READ: Housebuilder Persimmon reports robust trading since the start of the year

Housing completions rose 3.6% to 8,072 from 7,794 in the same period of 2017 while the average selling price increased by 1.2% to around £215,800 from £213,262 the previous year.

The average selling price of the roughly 4,900 new homes sold forward into the private sales market was around £236,700, some 2% or so ahead of the prior year. The group's new homes sold forward to its housing association partners at 30 June had an average selling price of around £117,600.

Total enquiry levels are running roughly. 6% ahead of the prior year, Persimmon revealed.

The weekly private sales rate per site for the first half continued to be strong at around 0.78 from an average of roughly 375 active sales outlets, which was in line with 2017's performance.

“Consumer confidence remains resilient in our markets and attractive mortgage products provide compelling support to purchasers of new homes,” Persimmon said.

The value of the group's total forward sales of new housing at the end of June stood at £1.68bn, up 5% than a year earlier (2017: £1.60bn).

Management said that, despite inflationary cost pressures, it expects a continued improvement in the group's underlying housing operating margin in the second half of 2018.

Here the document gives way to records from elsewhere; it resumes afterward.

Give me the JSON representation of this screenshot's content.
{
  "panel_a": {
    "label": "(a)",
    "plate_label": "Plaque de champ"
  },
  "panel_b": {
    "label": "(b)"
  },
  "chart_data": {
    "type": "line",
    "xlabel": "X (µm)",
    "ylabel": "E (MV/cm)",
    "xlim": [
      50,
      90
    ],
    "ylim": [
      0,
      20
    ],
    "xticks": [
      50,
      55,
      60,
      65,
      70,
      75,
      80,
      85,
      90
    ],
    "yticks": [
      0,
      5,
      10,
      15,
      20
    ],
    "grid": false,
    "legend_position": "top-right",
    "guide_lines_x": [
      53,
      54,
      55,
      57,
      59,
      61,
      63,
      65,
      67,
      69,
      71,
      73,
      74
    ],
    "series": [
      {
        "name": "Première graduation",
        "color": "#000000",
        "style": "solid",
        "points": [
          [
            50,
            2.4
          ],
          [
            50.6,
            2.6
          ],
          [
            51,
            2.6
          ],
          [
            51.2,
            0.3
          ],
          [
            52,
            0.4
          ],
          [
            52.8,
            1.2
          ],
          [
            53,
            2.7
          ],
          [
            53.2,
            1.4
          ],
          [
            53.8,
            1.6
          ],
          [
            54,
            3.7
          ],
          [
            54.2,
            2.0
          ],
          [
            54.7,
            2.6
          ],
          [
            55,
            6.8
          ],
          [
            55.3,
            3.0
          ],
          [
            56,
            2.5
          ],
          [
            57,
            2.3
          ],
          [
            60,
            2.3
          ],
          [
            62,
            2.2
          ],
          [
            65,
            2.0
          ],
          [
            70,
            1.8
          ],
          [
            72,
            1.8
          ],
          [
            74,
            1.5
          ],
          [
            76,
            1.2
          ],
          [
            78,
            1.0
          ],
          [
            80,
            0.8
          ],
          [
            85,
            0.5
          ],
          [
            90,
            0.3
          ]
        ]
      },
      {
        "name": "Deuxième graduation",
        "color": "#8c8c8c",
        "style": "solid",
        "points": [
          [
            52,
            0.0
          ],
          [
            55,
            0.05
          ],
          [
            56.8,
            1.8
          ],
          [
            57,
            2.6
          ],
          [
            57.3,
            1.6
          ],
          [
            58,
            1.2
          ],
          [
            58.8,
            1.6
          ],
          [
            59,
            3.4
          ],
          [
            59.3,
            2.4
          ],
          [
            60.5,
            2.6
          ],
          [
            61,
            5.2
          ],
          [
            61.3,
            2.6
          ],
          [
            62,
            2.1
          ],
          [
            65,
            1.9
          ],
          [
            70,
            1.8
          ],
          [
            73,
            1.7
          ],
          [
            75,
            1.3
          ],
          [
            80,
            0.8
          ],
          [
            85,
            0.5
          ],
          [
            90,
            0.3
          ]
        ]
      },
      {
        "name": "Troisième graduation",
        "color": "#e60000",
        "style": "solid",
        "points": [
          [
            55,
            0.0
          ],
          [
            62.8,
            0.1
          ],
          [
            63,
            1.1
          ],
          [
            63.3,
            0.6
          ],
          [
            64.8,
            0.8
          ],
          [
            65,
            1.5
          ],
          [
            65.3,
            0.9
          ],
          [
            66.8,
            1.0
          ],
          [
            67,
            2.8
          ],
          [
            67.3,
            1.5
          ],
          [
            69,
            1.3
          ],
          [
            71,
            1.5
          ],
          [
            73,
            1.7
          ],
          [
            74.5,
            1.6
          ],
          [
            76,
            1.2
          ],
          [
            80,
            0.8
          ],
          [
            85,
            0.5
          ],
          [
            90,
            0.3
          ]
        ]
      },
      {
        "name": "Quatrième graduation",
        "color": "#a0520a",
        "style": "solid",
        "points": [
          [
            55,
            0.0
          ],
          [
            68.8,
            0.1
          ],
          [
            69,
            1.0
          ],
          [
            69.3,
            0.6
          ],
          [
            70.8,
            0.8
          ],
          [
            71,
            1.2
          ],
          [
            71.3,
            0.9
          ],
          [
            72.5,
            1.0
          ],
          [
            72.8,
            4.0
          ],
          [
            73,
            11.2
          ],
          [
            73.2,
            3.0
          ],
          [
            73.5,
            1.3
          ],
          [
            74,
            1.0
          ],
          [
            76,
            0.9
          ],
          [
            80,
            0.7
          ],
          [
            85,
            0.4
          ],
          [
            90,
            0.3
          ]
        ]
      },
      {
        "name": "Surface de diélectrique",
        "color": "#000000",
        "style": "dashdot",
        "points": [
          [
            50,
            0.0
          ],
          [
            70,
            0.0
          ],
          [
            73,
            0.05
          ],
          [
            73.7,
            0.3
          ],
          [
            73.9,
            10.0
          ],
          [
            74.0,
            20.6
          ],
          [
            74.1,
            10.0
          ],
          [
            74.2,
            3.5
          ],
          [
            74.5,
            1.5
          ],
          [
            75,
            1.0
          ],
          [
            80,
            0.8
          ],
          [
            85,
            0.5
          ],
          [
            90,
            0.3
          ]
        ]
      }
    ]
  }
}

As at 30 June, the group – famed for its generous dividend pay-outs (and even more generous management bonus schemes) held £1.15bn of cash, up from £1.12bn the year before, though this was before the payment of the scheduled capital return of £344mln on July 2.

Some scepticism among analysts over how long the party can continue

Liberum Capital Markets, which is a buyer of the stock, said: “Management reports that its consumer confidence remains resilient, which is as expected given its geographical and customer mix (more skewed to the north and towards first time buyers). The shares look good value on 2.6x 2018E book (sector 1.8x) as its return on equity is expected to be 27% compared to 21% for the sector.”

Laith Khalaf, a senior analyst at Hargreaves Lansdown, suggested pickings for the house-builders may be slimmer from here on in.

“Interest rates still remain attractive for house buyers, and the Help to Buy scheme continues to provide critical support for transactions in the new build market. While the government has committed to the scheme until 2021, share prices in the sector may come under pressure as we get nearer to that date, unless the deadline is extended,” he suggested.

Russ Mould, the investment director at AJ Bell, said continuing growth for housebuilders Persimmon and Bovis Homes "helps reassure a sceptical market on the prospects for the sector but there are some more worrying signs beyond the headline advances in revenue and profit".

“It is clear from both statements that the housebuilders are no longer able to rely on house price growth to drive their returns," Moul ventures.

“Persimmon’s own average selling price creeps up 1.2%. The question remains on how profitability will fare when supportive factors like low interest rates and the Help to Buy scheme are removed.

“Persimmon, which has attracted criticism for its levels of executive pay, also revealed that chief executive Jeff Fairburn is paid 3,000 times more than its lowest paid worker – a revelation which could keep the excessive pay issue in the spotlight for the company," he suggested.

Shares in Persimmon were up 2.1% at 2,535p in early trading.